I actually would like, someday, in RRF a variable-acceleration mode which drops the acceleration as the speed approaches a specified target, to keep the system inside the torque-speed envelope. It isn't a difficult calculation, and might allow somewhat faster overall printing.
-
@mendenmh yes, could just model that and limit acceleration to stay within torque limits.
-
Getting endless "connection reset by peer" upload failures when trying to upload gcode to RRF 3.1.1. Not sure if the issue is with my network or RRF 3.1.1.
-
Is your DWC version also at 3.1.1?
Post the result of M122?
-
@jschall said in RRF 2.03 pressure advance causes 20% overextrusion:
Hard enough to get PrusaSlicer to generate gcode without 20% more extrusion than the volume of the STL in the first place
Ahem: https://github.com/n8bot/PrusaSlicer/tree/n8_precision_minus_infill_support
This fork of PS 2.3.0-alpha alleviates inconsistent extrusion rate, among a few other things. I think you'll like it. Build that n8_precision_minus_infill_support branch.
-
@Phaedrux said in RRF 2.03 pressure advance causes 20% overextrusion:
Is your DWC version also at 3.1.1?
Post the result of M122?
https://gist.github.com/jschall/49fc6d654a912f81ac897d64064325a4
-
Check the General > Settings tab in DWC to see what version it's at.
M122 looks ok.
-
@Phaedrux said in RRF 2.03 pressure advance causes 20% overextrusion:
Check the General > Settings tab in DWC to see what version it's at.
Duet Web Control 3.1.1
-
@bot I tried to build PrusaSlicer before and gave up because of ridiculously huge numbers of dependencies on cutting edge versions of everything.
-
@bot do you think you could build the linux .appimage for that and send it to me?
-
@jschall I do not have access to a linux machine, and have never built an app image... I've only built this on windows.

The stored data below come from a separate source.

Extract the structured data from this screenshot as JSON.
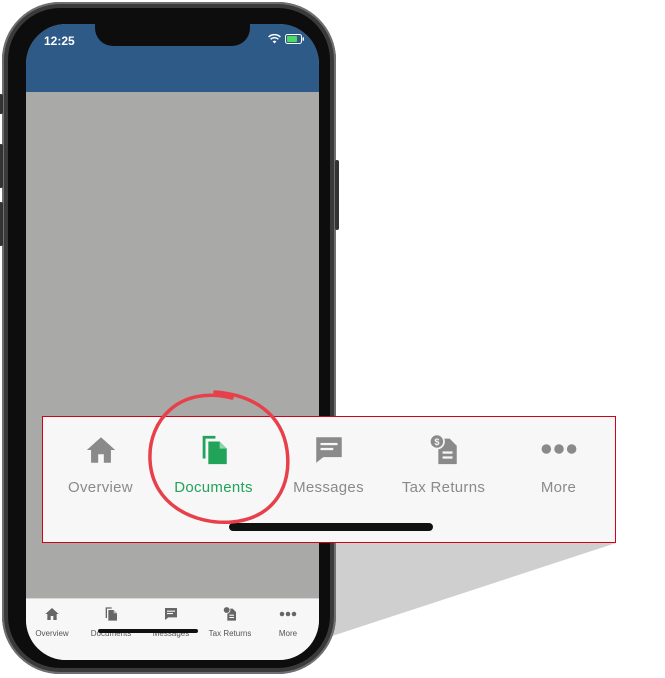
{
  "status_bar": {
    "time": "12:25"
  },
  "tabs": [
    {
      "label": "Overview",
      "icon": "home-icon",
      "active": false
    },
    {
      "label": "Documents",
      "icon": "documents-icon",
      "active": true
    },
    {
      "label": "Messages",
      "icon": "messages-icon",
      "active": false
    },
    {
      "label": "Tax Returns",
      "icon": "tax-returns-icon",
      "active": false
    },
    {
      "label": "More",
      "icon": "more-icon",
      "active": false
    }
  ],
  "colors": {
    "header": "#2e5a87",
    "active_tab": "#22a35a",
    "inactive_tab": "#8a8a8a",
    "highlight_circle": "#e8404a",
    "callout_border": "#d0021b"
  }
}
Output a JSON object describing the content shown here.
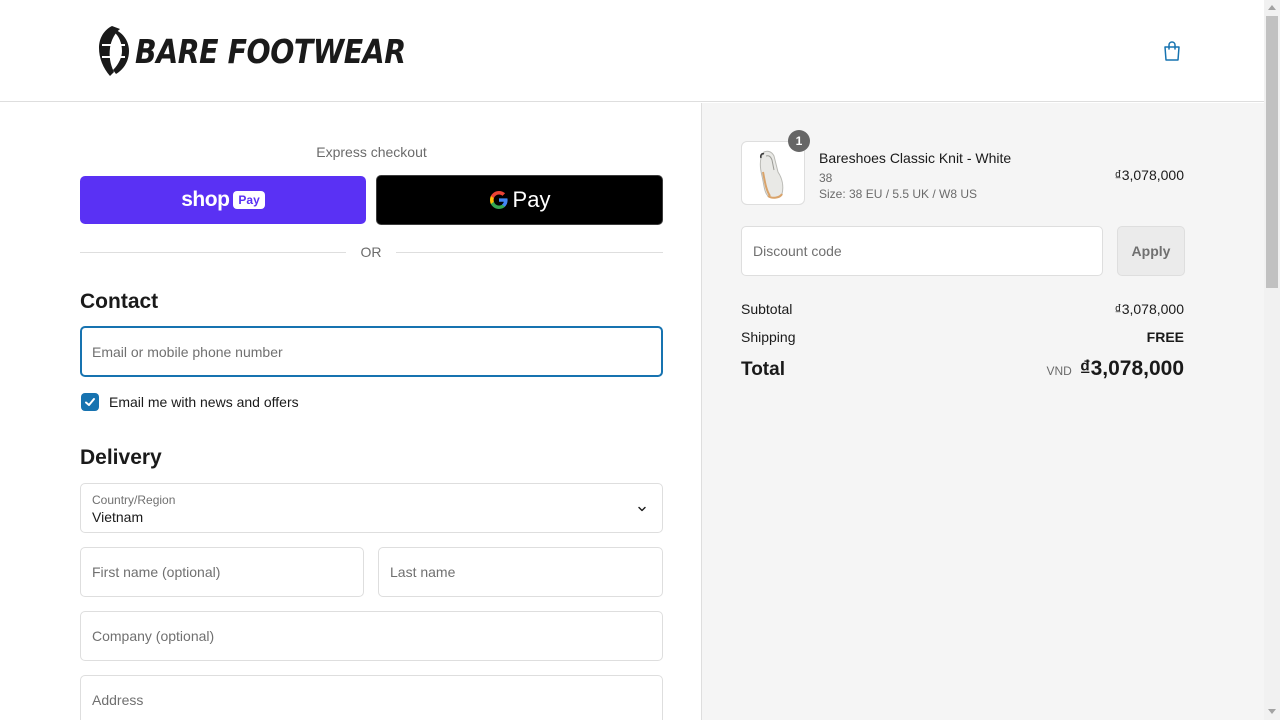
{
  "header": {
    "brand": "BARE FOOTWEAR",
    "logo_icon": "leaf-shield-logo",
    "cart_icon": "shopping-bag-icon"
  },
  "express": {
    "label": "Express checkout",
    "shop_pay": {
      "word": "shop",
      "pill": "Pay"
    },
    "gpay": {
      "word": "Pay"
    },
    "or_label": "OR"
  },
  "contact": {
    "title": "Contact",
    "email_placeholder": "Email or mobile phone number",
    "newsletter_label": "Email me with news and offers",
    "newsletter_checked": true
  },
  "delivery": {
    "title": "Delivery",
    "country_label": "Country/Region",
    "country_value": "Vietnam",
    "first_name_placeholder": "First name (optional)",
    "last_name_placeholder": "Last name",
    "company_placeholder": "Company (optional)",
    "address_placeholder": "Address"
  },
  "order": {
    "item": {
      "quantity": "1",
      "name": "Bareshoes Classic Knit - White",
      "variant": "38",
      "size": "Size: 38 EU / 5.5 UK / W8 US",
      "price": "₫3,078,000"
    },
    "discount_placeholder": "Discount code",
    "apply_label": "Apply",
    "subtotal_label": "Subtotal",
    "subtotal_value": "₫3,078,000",
    "shipping_label": "Shipping",
    "shipping_value": "FREE",
    "total_label": "Total",
    "total_currency": "VND",
    "total_value": "₫3,078,000"
  },
  "colors": {
    "shop_pay": "#5a31f4",
    "accent": "#1773b0",
    "summary_bg": "#f5f5f5"
  }
}
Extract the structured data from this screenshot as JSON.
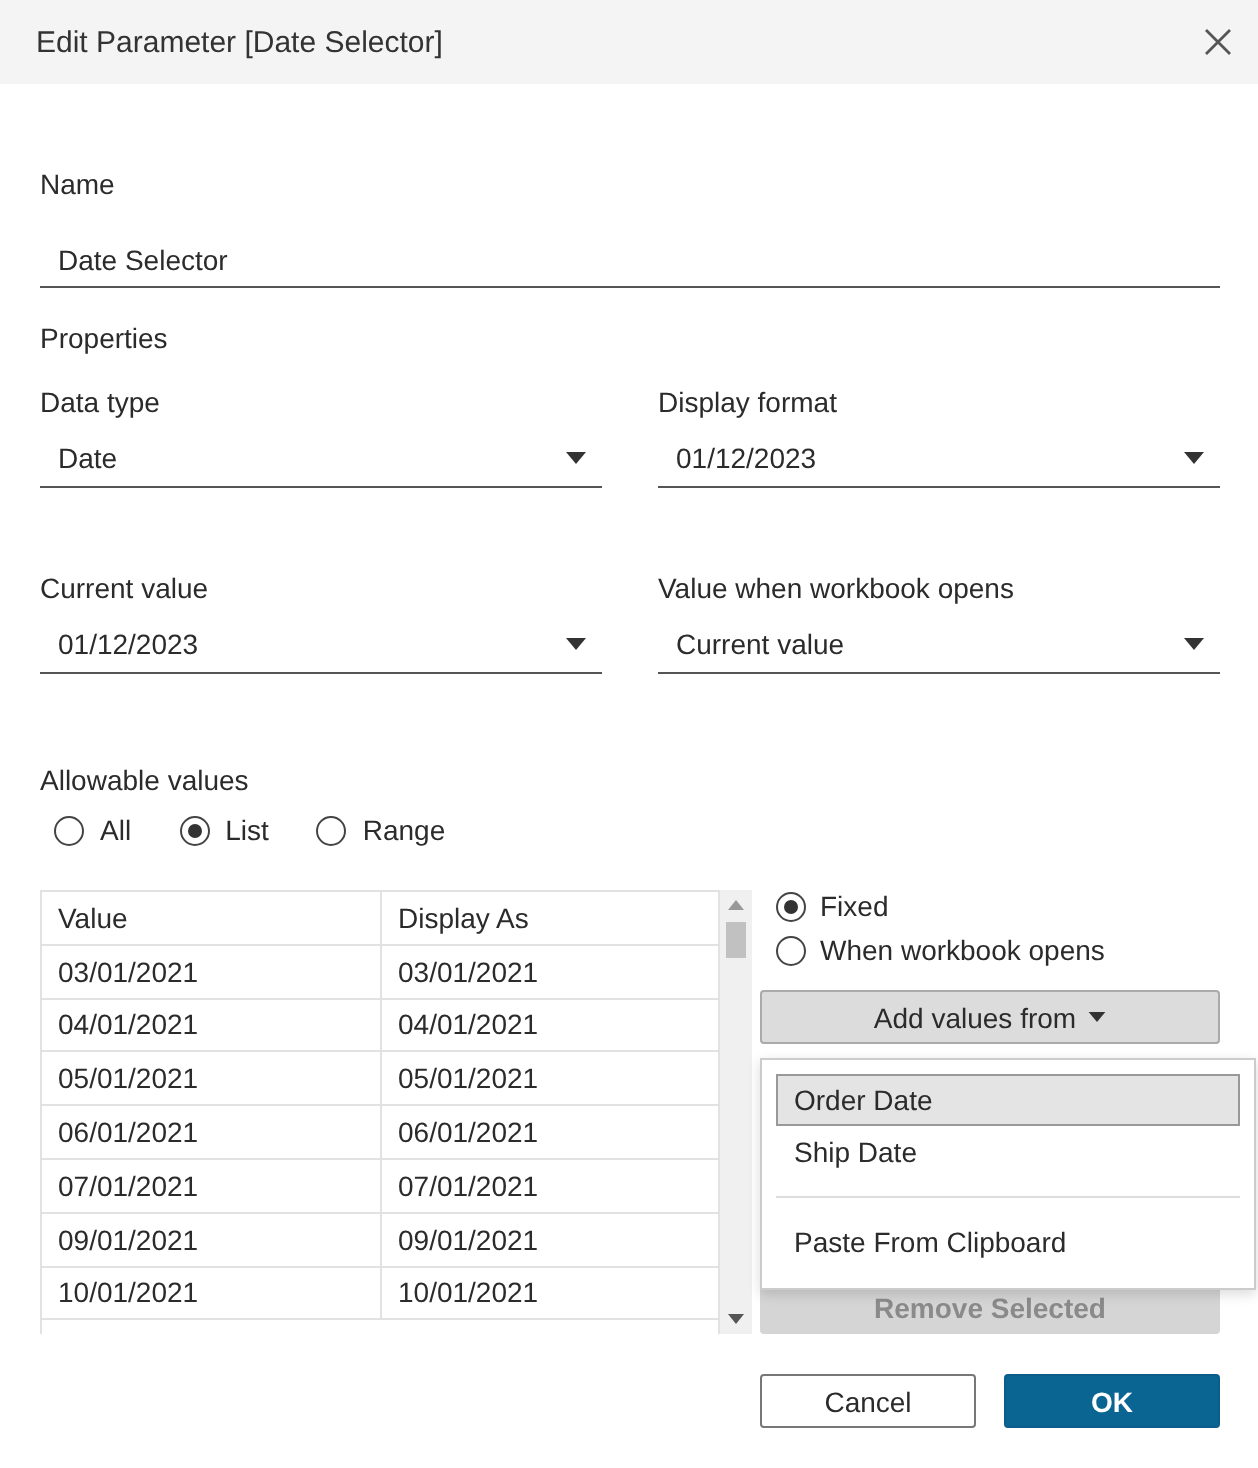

However, I found the SuperSlicer (fork of PS) build instructions fantastic.
https://github.com/supermerill/SuperSlicer/blob/master/doc/How to build - Linux et al.md
Give that a shot.
-
@bot said in RRF 2.03 pressure advance causes 20% overextrusion:
However, I found the SuperSlicer (fork of PS) build instructions fantastic.
That's just identical to the PrusaSlicer build instructions.
Hmm, even a windows build would be fine. Can run it under a VM.